The answer is NO, as you may expect. The "magic" is enforced by the workqueue implementation in Kubernetes client-go, which is used by controller runtime reconcile queue. The workqueue algorithm (source) is demonstrated in Figure 1.

workqueue

Basically, the workqueue uses a queue and two sets to coordinate the process of handling multiple reconciling requests against the same object. Figure 1(a) presents the initial state of handling four reconcile requests, two of which target the same object A. When a request arrives, the target object is first added to the dirty set or dropped if it presents in dirty set, and then pushed to the queue only if it is not presented in processing set. Figure 1(b) shows the case of adding three requests consecutively. When a reconciling loop is ready to serve a request, it gets the target object from the front of the queue. The object is also added to the processing set and removed from the dirty set (Figure 1(c)). Now if a request of the processing object arrives, the object is only added to the dirty set, not to the queue (Figure 1(d)). This guarantees that an object is only handled by one reconciling loop. When reconciling is done, the object is removed from the processing set. If the object is also shown in the dirty set, it is added back to the back of the queue (Figure 1(e)).
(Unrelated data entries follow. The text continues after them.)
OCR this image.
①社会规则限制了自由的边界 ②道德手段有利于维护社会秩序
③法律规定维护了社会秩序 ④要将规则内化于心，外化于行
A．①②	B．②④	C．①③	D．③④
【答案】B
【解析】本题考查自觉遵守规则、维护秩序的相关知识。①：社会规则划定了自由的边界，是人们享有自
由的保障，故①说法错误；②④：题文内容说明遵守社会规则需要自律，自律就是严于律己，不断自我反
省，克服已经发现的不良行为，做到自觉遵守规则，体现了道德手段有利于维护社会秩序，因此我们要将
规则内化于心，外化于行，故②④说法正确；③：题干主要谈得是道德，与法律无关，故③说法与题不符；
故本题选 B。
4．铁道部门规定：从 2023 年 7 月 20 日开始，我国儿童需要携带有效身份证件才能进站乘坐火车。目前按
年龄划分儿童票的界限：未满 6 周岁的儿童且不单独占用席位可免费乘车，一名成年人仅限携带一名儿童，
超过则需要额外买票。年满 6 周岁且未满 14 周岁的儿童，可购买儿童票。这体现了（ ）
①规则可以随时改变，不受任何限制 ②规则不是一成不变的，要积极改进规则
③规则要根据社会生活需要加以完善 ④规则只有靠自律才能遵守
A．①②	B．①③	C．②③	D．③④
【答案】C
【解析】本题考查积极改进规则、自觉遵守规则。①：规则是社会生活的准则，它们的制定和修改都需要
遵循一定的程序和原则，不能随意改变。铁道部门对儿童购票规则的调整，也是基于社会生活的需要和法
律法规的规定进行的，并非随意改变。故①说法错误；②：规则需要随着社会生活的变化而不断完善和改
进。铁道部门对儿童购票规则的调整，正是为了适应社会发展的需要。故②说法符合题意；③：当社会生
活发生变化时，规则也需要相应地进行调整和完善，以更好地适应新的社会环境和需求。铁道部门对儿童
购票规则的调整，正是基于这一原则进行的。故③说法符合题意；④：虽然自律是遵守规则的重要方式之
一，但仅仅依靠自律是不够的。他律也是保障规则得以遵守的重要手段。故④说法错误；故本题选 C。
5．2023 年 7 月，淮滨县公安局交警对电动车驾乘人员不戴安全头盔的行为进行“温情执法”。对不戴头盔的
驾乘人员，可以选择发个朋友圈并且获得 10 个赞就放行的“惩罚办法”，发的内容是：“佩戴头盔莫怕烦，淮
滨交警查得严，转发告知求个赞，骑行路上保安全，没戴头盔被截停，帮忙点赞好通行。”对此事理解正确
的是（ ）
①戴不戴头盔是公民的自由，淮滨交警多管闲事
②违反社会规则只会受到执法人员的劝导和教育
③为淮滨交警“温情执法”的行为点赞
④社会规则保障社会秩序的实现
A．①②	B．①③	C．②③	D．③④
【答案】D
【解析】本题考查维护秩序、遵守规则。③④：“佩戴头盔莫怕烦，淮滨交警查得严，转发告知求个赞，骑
The above algorithm has following implications:

  • It avoids concurrent reconciling for the same object.
  • The object processing order can be different from arriving order even if there is only one reconciling thread. This usually would not be a problem since the controller still reconciles to the final cluster state. However, the out of order reconciling may cause a significant delay for a request. workqueue-starve.... For example, as illustrated in Figure 2, assuming there is only one reconciling thread and two requests targeting the same object A arrive, one of them will be processed and object A will be added to the dirty set (Figure 2(b)). If the reconciling takes a long time and during which a large number of new reconciling requests arrive, the queue will be filled up by the new requests (Figure 2(c)). When reconciling is done, object A will be added to the back of the queue (Figure 2(d)). It would not be handled until all the requests coming after had been handled, which can cause a noticeable long delay. The workaround is actually simple - USE CONCURRENT RECONCILES. Since the cost of an idle go routine is fairly small, the overhead of having multiple reconcile threads is low even if the controller is idle. It seems that the MaxConcurrentReconciles value should be overwritten to a value larger than the default 1 (CloneSet uses 10 for example).
  • Last but not the least, reconcile requests can be dropped (if the target exists in dirty set). This means that we cannot assume that the controller can track all the object state change events. Recalling a presentation given by Tim Hockin, Kubernetes controller is level triggered, not edge triggered. It reconciles for state, not for events.

Thanks for reading the post, hope it helps.